One last question - do you guys see any point in replacing the rubber brake lines to a micro mesh brake line given they're still the original lines from the factory? Do any of you guys run micro mesh lines and is it worth it?
TheSaint
03-09-2011, 06:28 PM
One last question - do you guys see any point in replacing the rubber brake lines to a micro mesh brake line given they're still the original lines from the factory? Do any of you guys run micro mesh lines and is it worth it?
i would also be interested in this - mine are still stock as well
TypeS
03-09-2011, 07:01 PM
Is it for street use or track?
If street, I wouldn't bother with the Mu's unless you like doing touge runs.
Same with the Braided lines, they're pointless on the street with a much shorter lifespan.
Rubber is a much better material in protecting against the elements than SS.
Sure braided lines come teflon coated, with corrosion resistance and all that jazz...but truth of the matter is, they require regular scrutiny for daily driving.

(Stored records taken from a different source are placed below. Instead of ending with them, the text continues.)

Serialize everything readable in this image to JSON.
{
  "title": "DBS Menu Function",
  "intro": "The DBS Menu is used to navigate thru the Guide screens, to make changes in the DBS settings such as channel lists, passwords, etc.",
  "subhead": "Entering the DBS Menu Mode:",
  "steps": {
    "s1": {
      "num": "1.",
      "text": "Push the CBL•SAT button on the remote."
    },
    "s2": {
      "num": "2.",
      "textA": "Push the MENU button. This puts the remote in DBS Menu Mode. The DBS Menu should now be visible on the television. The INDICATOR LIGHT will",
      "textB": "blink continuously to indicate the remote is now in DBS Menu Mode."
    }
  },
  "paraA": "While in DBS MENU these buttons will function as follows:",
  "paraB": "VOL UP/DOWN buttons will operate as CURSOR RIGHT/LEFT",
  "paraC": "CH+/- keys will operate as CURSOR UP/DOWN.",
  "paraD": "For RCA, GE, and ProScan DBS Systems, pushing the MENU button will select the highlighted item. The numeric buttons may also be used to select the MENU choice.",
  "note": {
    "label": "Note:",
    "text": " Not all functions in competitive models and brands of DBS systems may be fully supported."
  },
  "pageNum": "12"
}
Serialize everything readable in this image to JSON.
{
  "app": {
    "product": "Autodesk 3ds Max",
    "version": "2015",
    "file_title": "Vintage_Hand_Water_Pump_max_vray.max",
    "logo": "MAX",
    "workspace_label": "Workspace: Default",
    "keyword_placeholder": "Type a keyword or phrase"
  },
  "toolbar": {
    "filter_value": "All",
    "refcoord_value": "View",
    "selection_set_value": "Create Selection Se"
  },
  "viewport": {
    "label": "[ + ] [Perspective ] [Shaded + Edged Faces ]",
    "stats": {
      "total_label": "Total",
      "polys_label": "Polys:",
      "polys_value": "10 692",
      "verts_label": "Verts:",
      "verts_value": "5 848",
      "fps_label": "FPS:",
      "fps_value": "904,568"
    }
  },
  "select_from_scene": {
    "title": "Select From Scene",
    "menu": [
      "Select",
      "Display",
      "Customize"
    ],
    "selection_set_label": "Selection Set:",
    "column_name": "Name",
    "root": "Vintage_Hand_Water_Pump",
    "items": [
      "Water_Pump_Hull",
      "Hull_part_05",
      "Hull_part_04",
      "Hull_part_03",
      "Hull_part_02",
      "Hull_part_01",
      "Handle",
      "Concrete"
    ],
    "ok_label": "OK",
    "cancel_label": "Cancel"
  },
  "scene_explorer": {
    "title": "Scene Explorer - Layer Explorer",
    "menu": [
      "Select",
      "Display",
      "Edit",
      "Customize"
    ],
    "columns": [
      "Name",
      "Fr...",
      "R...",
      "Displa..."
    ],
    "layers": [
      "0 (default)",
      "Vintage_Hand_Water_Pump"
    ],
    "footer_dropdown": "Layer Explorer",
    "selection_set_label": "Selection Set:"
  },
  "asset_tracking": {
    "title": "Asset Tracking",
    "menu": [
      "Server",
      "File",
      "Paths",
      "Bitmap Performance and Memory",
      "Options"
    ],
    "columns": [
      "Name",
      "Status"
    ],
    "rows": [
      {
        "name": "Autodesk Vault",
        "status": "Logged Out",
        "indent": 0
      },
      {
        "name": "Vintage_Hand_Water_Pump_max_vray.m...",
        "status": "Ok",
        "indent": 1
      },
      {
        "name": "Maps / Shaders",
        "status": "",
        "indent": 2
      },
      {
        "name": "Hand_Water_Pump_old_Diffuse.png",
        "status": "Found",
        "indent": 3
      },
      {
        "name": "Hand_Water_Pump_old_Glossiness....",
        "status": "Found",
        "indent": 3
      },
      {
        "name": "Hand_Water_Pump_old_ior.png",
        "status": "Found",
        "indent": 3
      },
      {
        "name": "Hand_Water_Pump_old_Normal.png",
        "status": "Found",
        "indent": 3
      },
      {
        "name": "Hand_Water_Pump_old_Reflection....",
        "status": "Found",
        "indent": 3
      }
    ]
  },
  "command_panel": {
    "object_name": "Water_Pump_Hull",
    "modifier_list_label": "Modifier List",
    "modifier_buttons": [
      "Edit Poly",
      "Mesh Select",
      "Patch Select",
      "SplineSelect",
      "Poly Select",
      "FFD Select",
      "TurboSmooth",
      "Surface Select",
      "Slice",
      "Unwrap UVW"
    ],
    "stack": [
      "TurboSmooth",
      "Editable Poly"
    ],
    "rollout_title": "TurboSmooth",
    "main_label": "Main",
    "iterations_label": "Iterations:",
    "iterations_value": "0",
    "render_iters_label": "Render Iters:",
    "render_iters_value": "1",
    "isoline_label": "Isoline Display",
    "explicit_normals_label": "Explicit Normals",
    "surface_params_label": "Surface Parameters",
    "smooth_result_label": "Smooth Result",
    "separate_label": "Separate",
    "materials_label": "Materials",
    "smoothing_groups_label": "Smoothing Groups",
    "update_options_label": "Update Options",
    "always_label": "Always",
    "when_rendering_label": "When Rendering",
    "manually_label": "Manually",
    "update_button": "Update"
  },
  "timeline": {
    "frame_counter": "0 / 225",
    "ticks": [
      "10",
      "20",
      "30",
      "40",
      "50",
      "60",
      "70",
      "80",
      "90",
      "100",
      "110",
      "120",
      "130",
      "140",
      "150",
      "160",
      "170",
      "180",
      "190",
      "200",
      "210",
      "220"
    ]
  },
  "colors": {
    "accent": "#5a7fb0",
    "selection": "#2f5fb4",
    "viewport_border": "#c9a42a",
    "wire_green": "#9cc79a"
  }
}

Just search Google for all of the horror stories.
If you do go down the braided route, make sure they're ADR approved and you have the consent of your insurance company.
TheSaint
03-09-2011, 08:02 PM
i think type-NS mus are good for street use - anything above that would be over kill
Alvis
04-09-2011, 12:51 AM
Thanks TypeS, I had no idea about that on the mesh lines, definitely going to keep the stock rubber lines +1 rep :)
Agree with Saint - Type NS/QFM HP-X is more than plenty for the street. I think the HP-X are more value for money, so I might give them a go and write up a review.
Thanks guys, appreciate all the help :thumbsup:
Stevil
04-09-2011, 08:39 AM
Just put a set of DBA 4000 slotted rotors on my the Civic FD1 last week. Did 2 track days with stock pads and rotors and they were badly grooved after only 12K. Will install some Project Mu's next week.
Pricing was only $310 for the 2 front DBA rotors ! good value I reckon and an Aussie Company to boot. If you visit the Factory in Silverwater you can see the rotors being made.